Dunque chi lavora a nero, non comunicando all’Inps le variazioni del Reddito, commette un vero e proprio reato che può essere punito con un periodo di reclusione che va da uno a tre anni.
La previsione normativa, oggi, trova piena conferma con la sentenza n.25306/2022 della Corte di Cassazione, che ha accertato la violazione dell’art. 7, comma 2 del decreto n. 4/2019 commessa da chi omette i redditi percepiti dall’attività di lavoro in nero.
La stessa Corte, inoltre, non ha accolto la giustificazione che l’attività sarebbe stata svolta gratuitamente e compensata solo con regalie saltuarie. Anche tali “regalie”, infatti, vanno qualificate come compensi, e dunque vanno obbligatoriamente comunicati all’Inps.
Nel caso di specie il lavoratore in nero è stato condannato in primo grado alla pena di un anno e otto mesi di reclusione, poi ridotta ad un anno e un mese.

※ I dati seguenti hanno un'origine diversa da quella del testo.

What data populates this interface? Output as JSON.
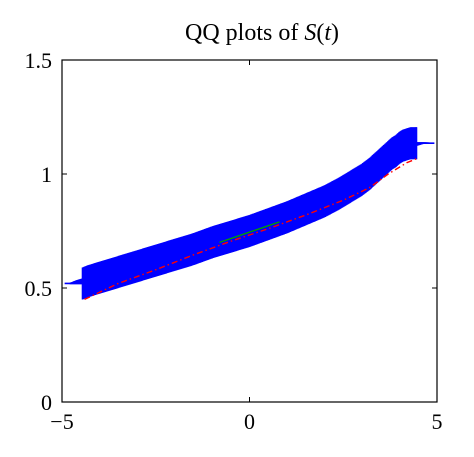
{
  "chart_data": {
    "type": "scatter",
    "title": "QQ plots of ",
    "title_var": "S",
    "title_arg": "(",
    "title_t": "t",
    "title_close": ")",
    "xlabel": "",
    "ylabel": "",
    "xlim": [
      -5,
      5
    ],
    "ylim": [
      0,
      1.5
    ],
    "xticks": [
      -5,
      0,
      5
    ],
    "xtick_labels": [
      "−5",
      "0",
      "5"
    ],
    "yticks": [
      0,
      0.5,
      1,
      1.5
    ],
    "ytick_labels": [
      "0",
      "0.5",
      "1",
      "1.5"
    ],
    "grid": false,
    "series": [
      {
        "marker": "plus",
        "color": "#0000ff",
        "x": [
          -4.45,
          -4.3,
          -4.2,
          -4.1,
          -4.0,
          -3.9,
          -3.8,
          -3.6,
          -3.4,
          -3.2,
          -3.0,
          -2.7,
          -2.4,
          -2.0,
          -1.5,
          -1.0,
          -0.5,
          0.0,
          0.5,
          1.0,
          1.5,
          2.0,
          2.4,
          2.7,
          3.0,
          3.2,
          3.4,
          3.6,
          3.7,
          3.8,
          3.9,
          4.0,
          4.1,
          4.2,
          4.3,
          4.45
        ],
        "y": [
          0.52,
          0.53,
          0.535,
          0.54,
          0.545,
          0.55,
          0.555,
          0.565,
          0.575,
          0.585,
          0.595,
          0.61,
          0.625,
          0.645,
          0.67,
          0.7,
          0.725,
          0.75,
          0.78,
          0.81,
          0.845,
          0.88,
          0.915,
          0.945,
          0.975,
          1.0,
          1.03,
          1.06,
          1.075,
          1.09,
          1.1,
          1.115,
          1.125,
          1.13,
          1.135,
          1.135
        ]
      },
      {
        "style": "dashdot",
        "color": "#ff0000",
        "x": [
          -4.4,
          -3.5,
          -2.5,
          -1.5,
          -0.5,
          0.5,
          1.5,
          2.5,
          3.2,
          3.7,
          4.2,
          4.5
        ],
        "y": [
          0.45,
          0.52,
          0.58,
          0.645,
          0.705,
          0.76,
          0.82,
          0.885,
          0.94,
          1.0,
          1.05,
          1.07
        ]
      },
      {
        "style": "solid",
        "color": "#00a000",
        "x": [
          -0.8,
          0.8
        ],
        "y": [
          0.7,
          0.79
        ]
      }
    ]
  }
}
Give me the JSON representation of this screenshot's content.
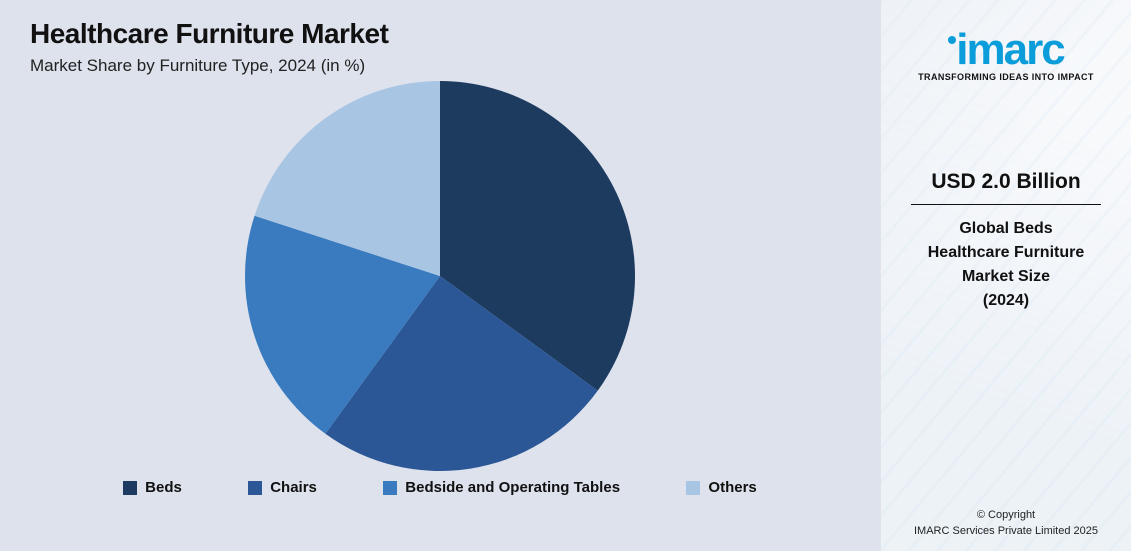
{
  "header": {
    "title": "Healthcare Furniture Market",
    "subtitle": "Market Share by Furniture Type, 2024 (in %)"
  },
  "chart": {
    "type": "pie",
    "background_color": "#dde2ec",
    "radius": 195,
    "start_angle_deg": 0,
    "slices": [
      {
        "label": "Beds",
        "value": 35,
        "color": "#1d3a5f"
      },
      {
        "label": "Chairs",
        "value": 25,
        "color": "#2b5797"
      },
      {
        "label": "Bedside and Operating Tables",
        "value": 20,
        "color": "#3a7bbf"
      },
      {
        "label": "Others",
        "value": 20,
        "color": "#a9c5e4"
      }
    ]
  },
  "legend": {
    "items": [
      {
        "label": "Beds",
        "color": "#1d3a5f"
      },
      {
        "label": "Chairs",
        "color": "#2b5797"
      },
      {
        "label": "Bedside and Operating Tables",
        "color": "#3a7bbf"
      },
      {
        "label": "Others",
        "color": "#a9c5e4"
      }
    ],
    "swatch_size": 14,
    "font_size": 15,
    "font_weight": 600
  },
  "sidebar": {
    "logo": {
      "text": "imarc",
      "color": "#0a9dd9",
      "tagline": "TRANSFORMING IDEAS INTO IMPACT"
    },
    "stat": {
      "value": "USD 2.0 Billion",
      "desc_line1": "Global Beds",
      "desc_line2": "Healthcare Furniture",
      "desc_line3": "Market Size",
      "desc_line4": "(2024)"
    },
    "copyright_line1": "© Copyright",
    "copyright_line2": "IMARC Services Private Limited 2025"
  }
}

La pronuncia della Corte statuisce un punto fermo, rispetto ad una questione estremamente complessa e delicata. Coloro che accettano di lavorare in nero per non perdere il beneficio del reddito di cittadinanza, rischiano senza alcun dubbio pene molto severe. A tal proposito ricordiamo che il divieto di lavorare a nero vale per tutti i componenti del nucleo familiare che risulta percettore del reddito di cittadinanza.